One of the keys to good parallel programs is the decomposition of the job into tasks which perform independent (or close to that) operations. The highest level of this needs to be done at the design stage.
Multitasking happens at two scales - the large individual tasks and the small steps that make up a task. In many cases, working at the task level is enough for effective parallel programming, but where individual tasks are large, they may need to be done in parallel steps, essentially a micro tasking.
However, micro tasking steps runs a danger of increasing complexity and overhead. So the task level parallel work will require design level choices, while the step level parallelism will need checking and testing for overhead. If the steps are so small that parallel code is a 50% overhead, the extra complexity will probably not pay useful dividends.
Ultimately, if task level parallelism still can't handle the workload, the best answer may be splitting the workload and running multiple copies of the whole program, essentially segmenting the workload rather than increasing the internal level of parallel programming.
We already do this in multiple system web servers or file servers as Akami uses. But the same segmentation and replicatiion approach could be a better answer than trying to increase parallel operations at the micro level because of overhead.
old news or not ?
To those of us in the HPC community this seems like very old news. Every major supercomputer for the last 10 years has needed parallel programming.
However in this arena we have long since hit the point where codes are limited by the memory system more than the instruction rate. For this reason most really big systems are distributed memory rather than thread based. If you think thread programming is hard you should try distributing a problem across multiple memory systems.

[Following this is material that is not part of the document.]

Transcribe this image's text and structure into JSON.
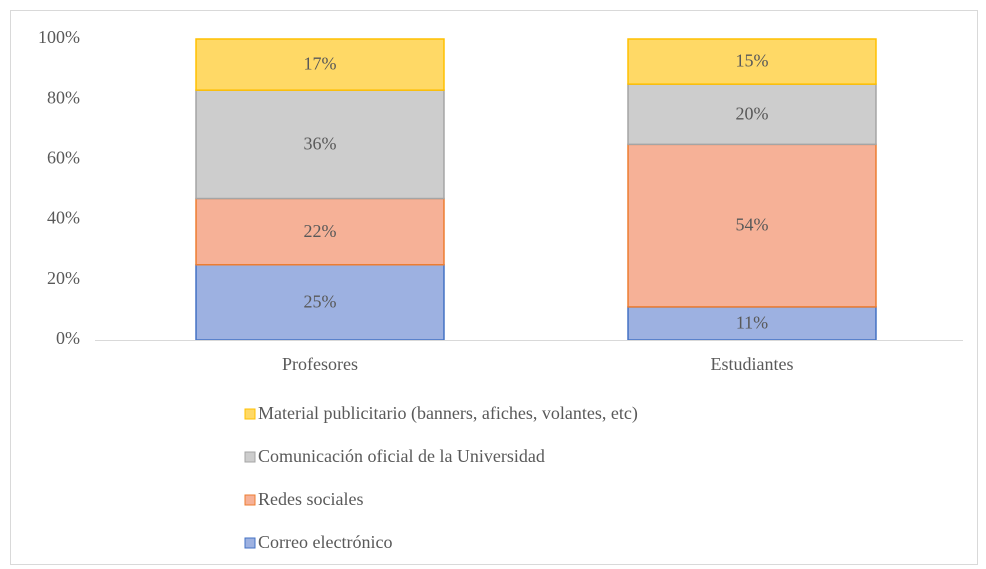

Intels move to massive core counts could have one of 2 outcomes.
1) large scale scalable shared memory systems become commodity and the HPC arena becomes much easier.
2) people discover that having lots of cores attached to a rubbish memory system goes at the same speed as a couple of cores no matter what you do.
Guess which one I believe :-(
Intuitive up to a point
The problem with parallel programming is that it adds a third dimension in which one has to think. It's no longer just data organisation and control flow, there is now also communication to think about.
The change in thinking that is required does not compare with the structure programming and OO "revolutions" which are just more convenient ways of thinking about the Von Neumann architecture.
Because parallel programming is inherently more complex than sequential coding, it is both easier to make mistakes and harder to track them down (especially timing-dependent bogeys that go into hiding when one hauls out the debugger).
One solution may be to reduce complexity in other parts of development environment - although this has already been tried in the form of the Occam language. In retrospect there was nothing wrong with Occam (once floating-point support had been added!), its sin was that it was not Fortran or C.
In my view the ideal solution for applications outside the number-crunching realm would be something similar to the swingeingly expensive G2 "real time intelligent system" in which it is remarkably easy to express searches that are executed as concurrent tasks. When I last used it (some 10 years ago) G2 was an interpretive system and so was not exactly suitable for number crunching.
Over and above issues with the development environment, there is also the challenge of developing parallel algorithms. At least in the fluid dynamics area in which I've worked, the "smarter" algorithms always came with an increased degree of data coupling - in space or time. Loosening the coupling between data elements would generally result in a loss of algorithmic efficiency.